A Jewish Gathering in Mexico // A conversation with Rav Yehoshua Gertzulin

Please tell me about the event that’s taking place this week in Mexico, with the gathering of roshei yeshivos and rabbanim from around the world.

The event is meant to strengthen Yiddishkeit in Mexico, and particularly Ashkenazi Yiddishkeit in Mexico. For the last 30-35 years this has been mainly a Sefardi kehillah, many of whom were chozeir biteshuvah. There are frum Ashkenazim here as well, but most of them learned and are learning in the Sefardi mosdos. Many of the Ashkenazim here have neither the havarah nor the minhagim of the Ashkenazim because they don’t have whom to learn them from.

About 13 or 14 years ago there was an Ashkenazi melamed who taught in a Sefardi mosad. He felt that there were enough Ashkenazi children to try to revive the Ashkenazi Yiddishkeit according to the mesorah. They asked Rav Shmuel Kamenetsky to be the nasi and they opened the mosad, which they called Derech Emes. This mosad is organizing the event.

What are the undertakings
of Derech Emes?
Within that mosad there is a kindergarten, a girls’ school and a boys’ school. We have over 250 students in the mosad altogether, and we’ve reached ninth grade. The way it works here is that seventh, eighth and ninth grades are considered junior high school. Next year, im yirtzeh Hashem, we plan to open a yeshivah ketanah for the boys and a high school for the girls. In order to do that we also want to bring in about 20 Ashkenazi yungeleit from either Israel or the US to start a kollel.
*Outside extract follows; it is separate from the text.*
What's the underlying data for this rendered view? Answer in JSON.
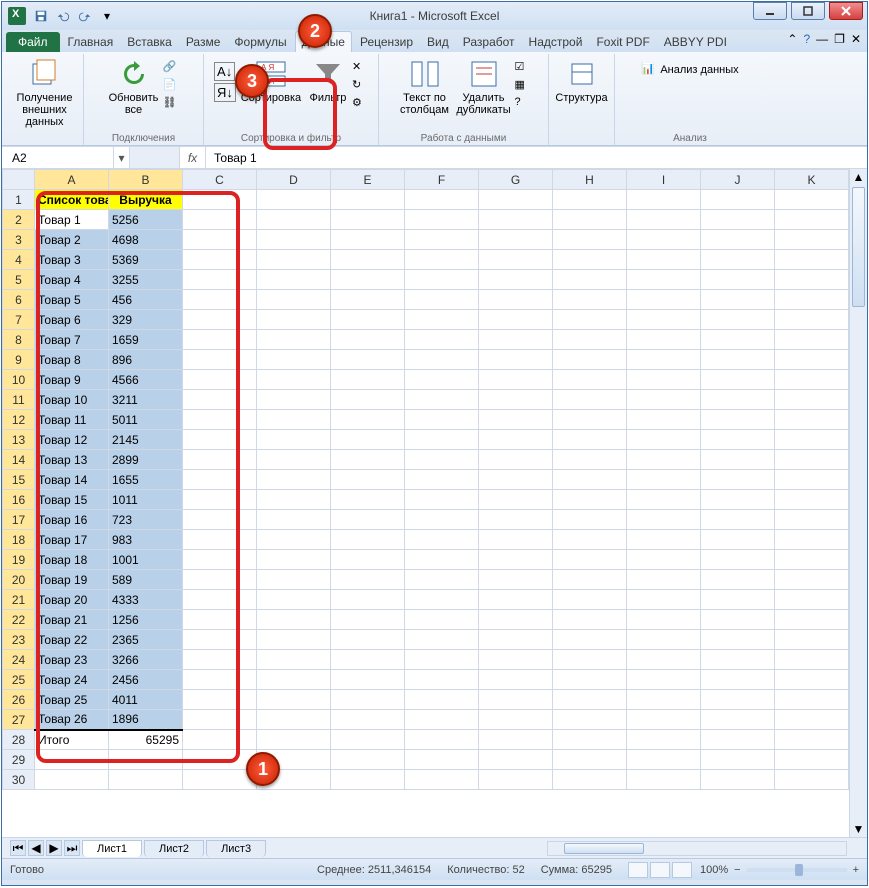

Rav Shmuel Kamenetsky’s eitzah was that the kollel yungeleit should specifically learn in the school—he told me that something similar was done in Detroit recently—and that’s really going to be mechazeik the whole thing. The kollel will be named Ayeles Hashachar al sheim Rav Aharon Leib Shteinman, zt”l. Rav Shteinman visited the community twice and gave us a lot of chizzuk to build Torah here.

How did the Sefardic community become the dominant Jewish one in Mexico?
Just to give some historical background, about 100 years ago when Yidden started coming here, they came from both Ashkenazi and Sefardi backgrounds. Those who came from Ashkenazi backgrounds were much more frum then. As there weren’t any real mosdos for their children they sent them to Eretz Yisrael or the US and they didn’t return. The Sefardim naturally keep together more, so most of their children stayed. Some of them did leave, but they later returned and started building the community here.

If I understand correctly, the first Jews in Mexico were Spanish, and there was an Inquisition in Mexico
as well.
Most of those Yidden were completely lost. They say that there are different tribes of Mexicans today who claim to come from the Marranos, but what we’re talking about is the Yidden who came here in the past 90 years.

When you say Mexico, do you mean Mexico City or do you mean the entire country?
I mean mainly Mexico City; there are other places. There are other small kehillos, such as in Guadalajara and Monterrey, but that’s not what we’re connected with.

Does Mexico City still have some chasidim living there?
Not really; there aren’t any shtreimlach here anymore, for example. I’m not saying that there aren’t a few Yidden with a chasidishe background, but that’s about it. I think that it’s really missing here. It would be great if we had at least one chasidishe shtiebel.

I assume that the Sefardi community is wealthier than the Ashkenazi community.
I don’t know if that’s true regarding the non-frum Ashkenazim, who are very wealthy but also not connected. But the tomchei Torah in Mexico are definitely the Sefardim.

Is Derech Emes flourishing?
The school is at a very critical matzav right now, to quote Rav Shmuel Kamenetsky, and what happens next will either make it or break it. Therefore, we’re opening a high school, a yeshivah and we’re bringing in kollel yungeleit. This means building new buildings, for which we’ll need significant funding, and it’s also to raise the “gaavah Ashkenazis.” Right now it’s not mechubadik to be a chareidi Ashkenazi in this city. We would like to strengthen out identity. Baruch Hashem, it’s being done with shalom; all the Sefardi rabbanim signed on the invitation to the dinner inviting everyone to come. The rabbanim and roshei yeshivah whom we are bringing include Ashkenazim and Sefardim. We have both Rav Leizer Yudel Finkel and Rav Toledano among the invitees coming from Eretz Yisrael, and we have Rav Shmuel Kamenetsky, Rav Feldman and Rav Dovid Ozeri coming from the US. Rav Raful was also supposed to come, but he had to cancel at the last moment. The same applies to the guests of honor—we’re having both Shlomo Yehuda Rechnitz and Ezra Irani. We want this to be completely b’shalom, and it is being done b’shalom. At the same time, everyone recognizes the need for the Ashkenazim to be mischazeik among themselves.